Si una de las dos mujeres tenía más confianza en el plan y ganas de que funcionase, esta era, sin duda, la Joven Fotógrafa. La curiosidad por lo desconocido por olvidado la estimulaba sin límites, mientras que Elvira ya sabía lo que había perdido, lo conocía en detalle, y sentía por ello la nostalgia de lo que se quedó inamoviblemente en el pasado. Entonces, ¿para qué me lo contaste? No era más que una deuda por saldar, un cometido necesario, no se hubiese perdonado jamás el egoísmo de quedarse con todo aquel recuerdo para sí misma. Pero en otro tiempo y, sobre todo, sin el piso que fue de las dos, el único lugar en el mundo que conoció su amor y el único en el que ellas lo conocieron a él, no estaba segura de que su historia se pudiese recobrar.
Y, sin embargo, siguieron probando. En cada visita se aventuraban un poco más, se tomaban un poco más de tiempo, siempre a solas. Para mirarse la una a la otra, y, al ver que no era suficiente, en la siguiente visita se acercaron la una a la otra, y como tampoco bastó, unas visitas más tarde se descubrieron la una a la otra recreando caricias, y después suspiros y susurros, y después besos, y después – no, paremos, dejémoslo aquí antes de que sea demasiado tarde, porque, si después de eso todavía no me recuerdas, ya no sé cómo lo voy a soportar.
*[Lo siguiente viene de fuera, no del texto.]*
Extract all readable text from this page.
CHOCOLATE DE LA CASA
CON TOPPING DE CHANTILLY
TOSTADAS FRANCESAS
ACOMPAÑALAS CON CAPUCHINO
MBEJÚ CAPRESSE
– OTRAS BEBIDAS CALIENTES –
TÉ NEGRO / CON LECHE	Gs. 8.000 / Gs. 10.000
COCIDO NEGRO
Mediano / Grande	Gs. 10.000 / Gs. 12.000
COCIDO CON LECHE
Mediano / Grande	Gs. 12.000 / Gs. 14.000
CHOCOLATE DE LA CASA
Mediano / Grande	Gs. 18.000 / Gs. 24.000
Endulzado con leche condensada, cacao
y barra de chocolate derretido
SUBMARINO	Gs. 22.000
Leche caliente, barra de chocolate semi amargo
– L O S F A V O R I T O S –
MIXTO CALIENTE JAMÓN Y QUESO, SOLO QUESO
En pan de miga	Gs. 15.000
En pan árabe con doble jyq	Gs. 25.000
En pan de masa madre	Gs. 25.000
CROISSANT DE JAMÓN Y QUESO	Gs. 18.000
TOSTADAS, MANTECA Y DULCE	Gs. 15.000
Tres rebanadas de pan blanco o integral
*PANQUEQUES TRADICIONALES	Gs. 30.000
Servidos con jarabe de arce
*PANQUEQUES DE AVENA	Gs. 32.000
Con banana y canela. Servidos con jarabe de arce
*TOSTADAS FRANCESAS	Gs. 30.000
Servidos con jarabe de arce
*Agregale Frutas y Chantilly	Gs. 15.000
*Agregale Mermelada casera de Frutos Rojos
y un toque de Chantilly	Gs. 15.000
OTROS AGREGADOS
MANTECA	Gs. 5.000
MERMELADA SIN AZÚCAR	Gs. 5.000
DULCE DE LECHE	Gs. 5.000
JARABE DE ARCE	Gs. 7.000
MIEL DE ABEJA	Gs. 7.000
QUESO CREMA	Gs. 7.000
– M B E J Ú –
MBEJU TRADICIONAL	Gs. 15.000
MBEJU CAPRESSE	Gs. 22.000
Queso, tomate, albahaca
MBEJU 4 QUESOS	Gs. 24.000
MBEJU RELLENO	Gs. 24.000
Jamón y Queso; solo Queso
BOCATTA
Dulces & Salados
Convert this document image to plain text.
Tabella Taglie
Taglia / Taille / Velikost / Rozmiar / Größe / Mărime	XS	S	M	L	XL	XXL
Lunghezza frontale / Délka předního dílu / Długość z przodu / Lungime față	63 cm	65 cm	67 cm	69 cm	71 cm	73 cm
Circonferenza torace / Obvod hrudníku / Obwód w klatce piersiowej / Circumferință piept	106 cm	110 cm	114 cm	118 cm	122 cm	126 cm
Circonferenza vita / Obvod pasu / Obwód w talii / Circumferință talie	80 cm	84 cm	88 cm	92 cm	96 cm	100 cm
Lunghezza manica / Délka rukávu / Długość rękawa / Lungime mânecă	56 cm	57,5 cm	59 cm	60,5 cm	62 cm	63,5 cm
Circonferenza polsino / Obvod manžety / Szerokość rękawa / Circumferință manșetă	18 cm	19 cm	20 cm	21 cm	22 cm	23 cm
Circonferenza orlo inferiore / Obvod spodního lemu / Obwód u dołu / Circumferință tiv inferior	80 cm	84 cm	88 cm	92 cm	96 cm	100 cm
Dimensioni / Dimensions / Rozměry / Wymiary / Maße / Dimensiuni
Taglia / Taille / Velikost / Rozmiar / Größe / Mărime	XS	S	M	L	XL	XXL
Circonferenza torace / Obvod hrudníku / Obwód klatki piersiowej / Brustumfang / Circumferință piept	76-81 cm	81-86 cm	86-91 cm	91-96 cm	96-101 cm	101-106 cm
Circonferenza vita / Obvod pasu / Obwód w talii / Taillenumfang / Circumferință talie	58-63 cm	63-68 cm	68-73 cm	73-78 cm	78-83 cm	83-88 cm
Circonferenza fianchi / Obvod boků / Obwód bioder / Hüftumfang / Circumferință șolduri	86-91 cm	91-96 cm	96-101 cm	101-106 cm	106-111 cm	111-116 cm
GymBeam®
Pero era la única manera, así que, en la siguiente visita, pasó lo que tenía que pasar, una, y dos, y hasta tres veces, mejor que nunca quizás, pero sin que sirviese de cura para la amnesia, así que el juego, esta vez sí, había terminado, para siempre, Elvira, no te vayas, por favor, pero Elvira se marchó como había llegado, y lo único que se podía hacer ahora era llorar en Soledad.